Category Archives: COMMUNICATION

DOES THE AMOUNT YOU ASK FOR AS A VERDICT EFFECT THE RESULT?

Nationallly known plaintiff’s trial lawyer Rick Friedman recently called attention to the article from the University of Denver Sturm College law by John Campbell and others entitled: “Countering the plaintiffs anchor: Jury simulations to evaluate damages arguments.” The article deals with an important research project about  the principle of anchoring which has direct application to the plaintiff’s damage arguments. I think plaintiff lawyers should read this article.

Neuro linguistic programming deals extensively with the concept of anchoring and is a good resource for learning techniques of anchoring. What is anchoring? Anchors are stimuli that produce  a state of mind – thoughts and emotions. For example, the smell of bread may take you back to a memory about your childhood. A tune you hear on the radio may remind you of an event or a person. These are anchors that operate automatically and often without your being aware of the triggers. Neuro linguistic programming deals extensively with the concept of anchoring and is a good resource for learning techniques of anchoring.

Anchors can be visual, auditory and kenesthetic. How do you create a personal anchor? The simple formula is:  (A) decide on the state you want to anchor. What feeling or action are you trying to anchor? (B) choose an anchor, or anchors, that you will use to trigger the state. For example, make a fist, or a finger and thumb pressed together or pull on your ear lobe. This will be the trigger or stimulus that will create the state you wish. (C) recall a memory or vividly imagine a situation where you experienced the state you want to anchor. Make the image sharp and bright. Makes sounds clear. Use a word that enhances the feeling for example, “yes!.” And (D) activate the anchor by the trigger you selected. Repeat the process to make it permanent.

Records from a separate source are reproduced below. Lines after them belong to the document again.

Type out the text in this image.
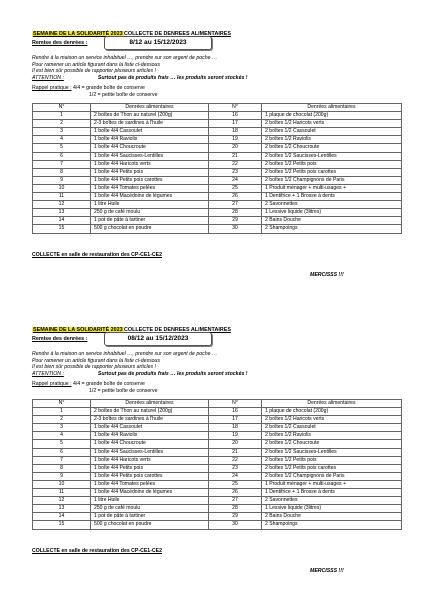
SEMAINE DE LA SOLIDARITÉ 2023 COLLECTE DE DENREES ALIMENTAIRES
Remise des denrées :	8/12 au 15/12/2023
Rendre à la maison un service inhabituel …, prendre sur son argent de poche …
Pour ramener un article figurant dans la liste ci-dessous
Il est bien sûr possible de rapporter plusieurs articles !
ATTENTION :	Surtout pas de produits frais … les produits seront stockés !
Rappel pratique : 4/4 = grande boîte de conserve
1/2 = petite boîte de conserve
N°	Denrées alimentaires	N°	Denrées alimentaires
1	2 boîtes de Thon au naturel (200g)	16	1 plaque de chocolat (200g)
2	2-3 boîtes de sardines à l'huile	17	2 boîtes 1/2 Haricots verts
3	1 boîte 4/4 Cassoulet	18	2 boîtes 1/2 Cassoulet
4	1 boîte 4/4 Raviolis	19	2 boîtes 1/2 Raviolis
5	1 boîte 4/4 Choucroute	20	2 boîtes 1/2 Choucroute
6	1 boîte 4/4 Saucisses-Lentilles	21	2 boîtes 1/2 Saucisses-Lentilles
7	1 boîte 4/4 Haricots verts	22	2 boîtes 1/2 Petits pois
8	1 boîte 4/4 Petits pois	23	2 boîtes 1/2 Petits pois carottes
9	1 boîte 4/4 Petits pois carottes	24	2 boîtes 1/2 Champignons de Paris
10	1 boîte 4/4 Tomates pelées	25	1 Produit ménager + multi-usages +
11	1 boîte 4/4 Macédoine de légumes	26	1 Dentifrice + 1 Brosse à dents
12	1 litre Huile	27	2 Savonnettes
13	250 g de café moulu	28	1 Lessive liquide (3litres)
14	1 pot de pâte à tartiner	29	2 Bains Douche
15	500 g chocolat en poudre	30	2 Shampoings
COLLECTE en salle de restauration des CP-CE1-CE2
MERCISSS !!!
SEMAINE DE LA SOLIDARITÉ 2023 COLLECTE DE DENREES ALIMENTAIRES
Remise des denrées :	08/12 au 15/12/2023
Rendre à la maison un service inhabituel …, prendre sur son argent de poche …
Pour ramener un article figurant dans la liste ci-dessous
Il est bien sûr possible de rapporter plusieurs articles !
ATTENTION :	Surtout pas de produits frais … les produits seront stockés !
Rappel pratique : 4/4 = grande boîte de conserve
1/2 = petite boîte de conserve
N°	Denrées alimentaires	N°	Denrées alimentaires
1	2 boîtes de Thon au naturel (200g)	16	1 plaque de chocolat (200g)
2	2-3 boîtes de sardines à l'huile	17	2 boîtes 1/2 Haricots verts
3	1 boîte 4/4 Cassoulet	18	2 boîtes 1/2 Cassoulet
4	1 boîte 4/4 Raviolis	19	2 boîtes 1/2 Raviolis
5	1 boîte 4/4 Choucroute	20	2 boîtes 1/2 Choucroute
6	1 boîte 4/4 Saucisses-Lentilles	21	2 boîtes 1/2 Saucisses-Lentilles
7	1 boîte 4/4 Haricots verts	22	2 boîtes 1/2 Petits pois
8	1 boîte 4/4 Petits pois	23	2 boîtes 1/2 Petits pois carottes
9	1 boîte 4/4 Petits pois carottes	24	2 boîtes 1/2 Champignons de Paris
10	1 boîte 4/4 Tomates pelées	25	1 Produit ménager + multi-usages +
11	1 boîte 4/4 Macédoine de légumes	26	1 Dentifrice + 1 Brosse à dents
12	1 litre Huile	27	2 Savonnettes
13	250 g de café moulu	28	1 Lessive liquide (3litres)
14	1 pot de pâte à tartiner	29	2 Bains Douche
15	500 g chocolat en poudre	30	2 Shampoings
COLLECTE en salle de restauration des CP-CE1-CE2
MERCISSS !!!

Anchors are commonly used in marketing. One of the common applications deals with presenting prices. A high number is used to anchor an impression about a lower price for an article. The real estate agent shows the most expensive house first before showing the less expensive ones. The larger number operates as an anchor affecting the impression of the price of other houses. In 1974 psychologist did a study about the anchoring effect. Participants watched a roulette wheel that, unknowing to them, was rigged to stop at either 10 or 65.  Participants were asked to estimate the number of countries in Africa belonging to the United Nations. For the half of the participants where the roulette wheel stopped on 10, they gave the median estimate of 25 countries. For the other half, where the wheel stopped on 65, their median estimate was 45 countries. The random anchors dramatically affected the judgment of the participants as to their estimates even though the number on the roulette wheel  had nothing at all to do with countries in Africa belonging to the U.N. The number became an anchor that  primed the judgment for the estimate.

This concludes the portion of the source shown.